Dans une déclaration choc rendue publique, Issa Tchiroma Bakary, figure de l’opposition camerounaise, épingle le régime de Paul Biya pour le braquage systématique des ressources naturelles. Il accuse le pouvoir d’avoir dilapidé l’or, le pétrole et le bois, pour un total dépassant les 10 000 milliards de francs CFA. Voici les principaux éléments de son réquisitoire.
Les ressources du sous-sol sacrifiées
Selon lui, la Société nationale des hydrocarbures (SNH) a géré le pétrole en toute opacité pendant quarante ans. Les recettes pétrolières sont restées hors budget et sans contrôle parlementaire. Le FMI, la Banque mondiale et l’ITIE avaient déjà alerté sur des flux financiers massifs sortis du pays sans trace dans les comptes officiels. Issa Tchiroma Bakary affirme que le pétrole était vendu à Glencore à moins de 30 % de sa valeur réelle, et que des cargaisons entières ont disparu. Au total, ces malversations pétrolières représentent plusieurs milliers de milliards de FCFA. Le bois n’a pas été épargné : 80 % de l’exploitation forestière serait illégale. En cumulant or, pétrole et bois, plus de 10 000 milliards de francs CFA se sont envolés.

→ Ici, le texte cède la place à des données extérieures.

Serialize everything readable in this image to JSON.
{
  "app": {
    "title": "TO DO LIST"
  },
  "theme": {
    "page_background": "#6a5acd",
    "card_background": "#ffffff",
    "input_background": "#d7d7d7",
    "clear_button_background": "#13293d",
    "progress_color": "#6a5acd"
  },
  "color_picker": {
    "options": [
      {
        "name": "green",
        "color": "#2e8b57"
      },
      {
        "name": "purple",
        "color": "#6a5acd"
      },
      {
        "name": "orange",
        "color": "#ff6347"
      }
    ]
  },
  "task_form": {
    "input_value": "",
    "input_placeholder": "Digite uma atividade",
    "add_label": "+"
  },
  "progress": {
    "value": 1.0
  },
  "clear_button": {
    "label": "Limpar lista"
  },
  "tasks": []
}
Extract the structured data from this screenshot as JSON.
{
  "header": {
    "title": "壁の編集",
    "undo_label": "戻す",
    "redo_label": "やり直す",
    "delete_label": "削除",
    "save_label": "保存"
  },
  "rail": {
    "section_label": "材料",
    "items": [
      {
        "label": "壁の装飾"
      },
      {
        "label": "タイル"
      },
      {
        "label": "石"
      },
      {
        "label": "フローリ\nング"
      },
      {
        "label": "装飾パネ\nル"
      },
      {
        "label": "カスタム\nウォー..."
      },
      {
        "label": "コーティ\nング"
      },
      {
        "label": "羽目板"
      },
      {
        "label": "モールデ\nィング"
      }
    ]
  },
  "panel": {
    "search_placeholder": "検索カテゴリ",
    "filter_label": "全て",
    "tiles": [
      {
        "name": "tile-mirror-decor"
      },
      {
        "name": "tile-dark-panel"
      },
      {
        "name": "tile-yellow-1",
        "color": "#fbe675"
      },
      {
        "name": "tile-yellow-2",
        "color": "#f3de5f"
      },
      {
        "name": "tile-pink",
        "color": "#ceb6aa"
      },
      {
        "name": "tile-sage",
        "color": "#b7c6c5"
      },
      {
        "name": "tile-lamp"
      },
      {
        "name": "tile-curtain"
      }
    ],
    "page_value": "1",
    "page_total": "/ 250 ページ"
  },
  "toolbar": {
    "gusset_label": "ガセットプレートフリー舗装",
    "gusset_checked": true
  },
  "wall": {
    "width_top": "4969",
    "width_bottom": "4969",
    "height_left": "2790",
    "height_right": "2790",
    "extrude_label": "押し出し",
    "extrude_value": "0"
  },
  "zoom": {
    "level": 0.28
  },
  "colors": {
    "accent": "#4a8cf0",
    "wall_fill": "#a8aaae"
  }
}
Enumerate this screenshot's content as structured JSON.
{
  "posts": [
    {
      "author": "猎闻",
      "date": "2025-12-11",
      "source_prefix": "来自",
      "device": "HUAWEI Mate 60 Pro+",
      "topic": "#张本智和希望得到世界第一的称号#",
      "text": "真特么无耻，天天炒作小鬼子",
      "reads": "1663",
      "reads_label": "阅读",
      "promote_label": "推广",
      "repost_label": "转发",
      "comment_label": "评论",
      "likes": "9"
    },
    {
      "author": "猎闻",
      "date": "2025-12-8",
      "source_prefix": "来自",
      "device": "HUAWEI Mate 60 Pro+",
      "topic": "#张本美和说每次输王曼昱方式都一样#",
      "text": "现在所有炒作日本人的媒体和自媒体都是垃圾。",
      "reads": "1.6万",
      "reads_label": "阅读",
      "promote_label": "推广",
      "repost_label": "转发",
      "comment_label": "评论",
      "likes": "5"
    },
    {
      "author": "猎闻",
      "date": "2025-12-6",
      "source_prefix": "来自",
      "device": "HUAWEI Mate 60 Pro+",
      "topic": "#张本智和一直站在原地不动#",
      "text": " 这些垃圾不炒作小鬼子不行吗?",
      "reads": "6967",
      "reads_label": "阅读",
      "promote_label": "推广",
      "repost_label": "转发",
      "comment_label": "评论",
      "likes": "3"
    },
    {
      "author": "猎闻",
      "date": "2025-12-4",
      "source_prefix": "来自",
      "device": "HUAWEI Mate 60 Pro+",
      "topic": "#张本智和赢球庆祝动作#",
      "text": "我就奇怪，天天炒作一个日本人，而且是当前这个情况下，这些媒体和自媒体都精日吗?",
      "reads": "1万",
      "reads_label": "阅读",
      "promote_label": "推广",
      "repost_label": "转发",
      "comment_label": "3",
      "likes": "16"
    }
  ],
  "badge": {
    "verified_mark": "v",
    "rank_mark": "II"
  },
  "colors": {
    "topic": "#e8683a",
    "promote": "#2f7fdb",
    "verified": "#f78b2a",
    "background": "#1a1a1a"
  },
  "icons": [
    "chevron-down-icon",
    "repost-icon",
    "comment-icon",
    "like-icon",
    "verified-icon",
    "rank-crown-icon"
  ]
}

Détournements massifs sur les marchés publics
Le deuxième volet concerne les marchés frauduleux. Les lignes budgétaires 65 et 94, pour la période 2012-2021, ont été purement effacées, représentant 5 400 milliards de dépenses injustifiées. Le Tribunal criminel spécial (TCS), pourtant créé par Paul Biya, a condamné ses propres agents pour près de 9 000 milliards de détournements entre 1997 et 2021. Issa Tchiroma Bakary évoque aussi des agents fictifs : plus de 20 000 fonctionnaires fantômes auraient été payés pendant des années, pour un préjudice annuel de 200 milliards de FCFA. Il cite les scandales de l’autoroute Yaoundé-Douala, de la CAN 2021 et des vaccins anti-Covid, avec des surfacturations dépassant 500 milliards de francs CFA.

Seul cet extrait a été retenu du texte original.